O Acre vem construindo, com muito esforço, uma marca de sustentabilidade. Desde o final da década de 1980, os movimentos sociais, apoiados por um conjunto diverso de organizações do terceiro setor, conceberam as referências principais de um modelo de ocupação econômica e social da Amazônia, que tinha no ecossistema florestal sua maior e mais importante referência. Assumia-se, naquele momento, que a diversidade biológica existente no ecossistema e a presença de um elevado contingente de produtores extrativistas que sabiam manejá-lo, seriam as duas maiores vantagens competitivas da região.

Mudanças políticas alvissareiras, primeiro no Amapá e depois no próprio Acre, transformaram essa reivindicação da sociedade em demanda política e a promoção de uma economia florestal ganhou reforços de um conjunto variado de políticas de Estado. No caso do Acre, essa transformação radical no jeito de olhar a floresta, contribuiu ainda para eleger uma nova geração de políticos, que vem gerindo os destinos do estado nos últimos e, tudo indica, nos próximos anos. O investimento na implantação do manejo florestal e na expansão da base territorial destinada à produção florestal, amplia-se ano após ano e a participação relativa do setor florestal na economia local em breve irá superar a agropecuária.

Mas, um entrave histórico atrapalha o desenrolar de uma produção florestal em nível de colocação de seringueiro. Trata-se da possibilidade de introduzir, no modo extrativista de produção, reforços financeiros que pudessem ser recuperados e reinvestidos indefinidamente. A tradicional desmonetarização da economia no interior da floresta, que desde a época do primeiro ciclo da borracha se baseia no escambo e, mais recentemente, a cultura dos recursos de projeto a fundo perdido, fizeram surgir um gargalo insuperável e perigoso na viabilização de uma produção florestal junto ao pequeno produtor extrativista: a oferta de recursos financeiros na forma de microcrédito.

A idéia principal do microcrédito é a oferta de recursos financeiros ao, seguramente, maior contingente de produtores rurais existentes no Acre. Estima-se uma clientela de aproximadamente 30.000 famílias de extrativistas, que vivem no interior do ecossistema florestal e dependem de seu manejo para sua sobrevivência.

São gerações após gerações que desde o final de século dezenove vem mantendo uma relação produtiva com o recurso florestal. São mais de trezentos anos de ocupação produtiva da floresta que consolidou uma dupla dependência: os extrativistas sobrevivem do recurso florestal e a floresta sobrevive do extrativista. Afinal é o extrativismo, evidente que elevado tecnologicamente ao manejo florestal de uso múltiplo, a principal alternativa produtiva e, ao mesmo tempo, barreira para impedir o avanço do, já descontrolado, desmatamento.
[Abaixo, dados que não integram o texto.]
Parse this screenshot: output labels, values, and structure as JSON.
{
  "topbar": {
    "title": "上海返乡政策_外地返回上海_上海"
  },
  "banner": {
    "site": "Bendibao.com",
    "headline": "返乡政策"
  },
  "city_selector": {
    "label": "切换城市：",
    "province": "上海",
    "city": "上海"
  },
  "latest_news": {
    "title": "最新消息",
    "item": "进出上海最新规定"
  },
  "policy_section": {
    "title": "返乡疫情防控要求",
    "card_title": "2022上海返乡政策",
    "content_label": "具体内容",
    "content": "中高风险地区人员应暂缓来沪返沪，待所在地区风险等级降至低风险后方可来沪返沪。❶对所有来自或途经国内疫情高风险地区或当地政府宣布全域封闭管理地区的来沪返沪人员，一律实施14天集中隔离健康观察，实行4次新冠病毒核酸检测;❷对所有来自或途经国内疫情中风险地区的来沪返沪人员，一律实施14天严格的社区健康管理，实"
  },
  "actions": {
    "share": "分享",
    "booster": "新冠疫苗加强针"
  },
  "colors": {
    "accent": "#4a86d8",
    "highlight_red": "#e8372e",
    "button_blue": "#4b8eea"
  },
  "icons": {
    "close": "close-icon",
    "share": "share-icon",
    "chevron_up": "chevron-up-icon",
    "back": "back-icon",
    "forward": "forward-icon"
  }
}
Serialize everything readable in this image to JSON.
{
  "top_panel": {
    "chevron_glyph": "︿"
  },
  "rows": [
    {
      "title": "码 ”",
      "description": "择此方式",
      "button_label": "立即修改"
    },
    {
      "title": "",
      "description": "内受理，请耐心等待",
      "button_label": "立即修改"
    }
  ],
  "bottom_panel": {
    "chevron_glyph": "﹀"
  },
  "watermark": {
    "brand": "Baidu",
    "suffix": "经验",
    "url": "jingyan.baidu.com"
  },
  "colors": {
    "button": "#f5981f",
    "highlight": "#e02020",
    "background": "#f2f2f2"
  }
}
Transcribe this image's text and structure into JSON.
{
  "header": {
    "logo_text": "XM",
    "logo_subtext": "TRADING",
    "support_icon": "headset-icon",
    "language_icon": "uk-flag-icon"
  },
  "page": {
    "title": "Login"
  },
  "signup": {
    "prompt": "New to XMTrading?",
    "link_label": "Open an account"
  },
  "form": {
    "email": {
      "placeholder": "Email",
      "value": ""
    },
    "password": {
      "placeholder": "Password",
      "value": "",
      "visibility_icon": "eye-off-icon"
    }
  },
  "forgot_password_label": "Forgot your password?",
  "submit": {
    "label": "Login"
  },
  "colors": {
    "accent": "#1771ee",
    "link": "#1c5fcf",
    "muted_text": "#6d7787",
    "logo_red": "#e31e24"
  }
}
Essa clientela maneja um leque variado de produtos da floresta, todos inseridos na moldura da tecnologia do manejo de uso múltiplo. A variedade de produtos é do tamanho da diversidade biológica da Amazônia. Estão incluídos nesse leque de produtos os pescados, a fauna silvestre, as resinas, as frutas, as gomas e assim por diante.

Cada grupo ou segmentos produtivos desses se diversificam em várias espécies, vegetais ou animais, com dinâmicas produtivas e realidades de mercado próprias. A título de exemplo, a fauna silvestre pode ser manejada para produzir a queixada (nosso javali), de consumo em mercados mais populares e de maior escala. Mas também se pode orientar o manejo para produção de paca, de consumo em mercados mais caros e menores. Ou ainda para produzir capivara e cateto, que flutuam entre uma e outra dinâmica.

Mas também pode ser orientado para produção de borboletas. O manejo de borboletas é facílimo com econômico relativamente rápido. O potencial inexplorado do Alto Juruá para produção de borboletas chega a ser constrangedor.

A indústria do microcrédito, iniciada na Índia, já foi largamente estudada no Brasil e seus efeitos são surpreendentes. Pode e deve ser utilizada para produção florestal oriunda do manejo comunitário. A adequação desse tipo de produtor e de produção ao conceito do microcrédito é facilmente assinalada.

Por fim, todas essas possibilidades produtivas, descritas acima, podem ser transformadas em linhas de financiamento de curto, médio e longo prazos, formando uma Carteira de Microcrédito Florestal, que deve ter duas prioridades: permitir o acesso dos extrativistas ao crédito, por meio do uso de garantias de relacionamento entre o agente e o tomador do empréstimo; e promover uma produção florestal que esteja inserida nos ideais de sustentabilidade atualmente preconizados.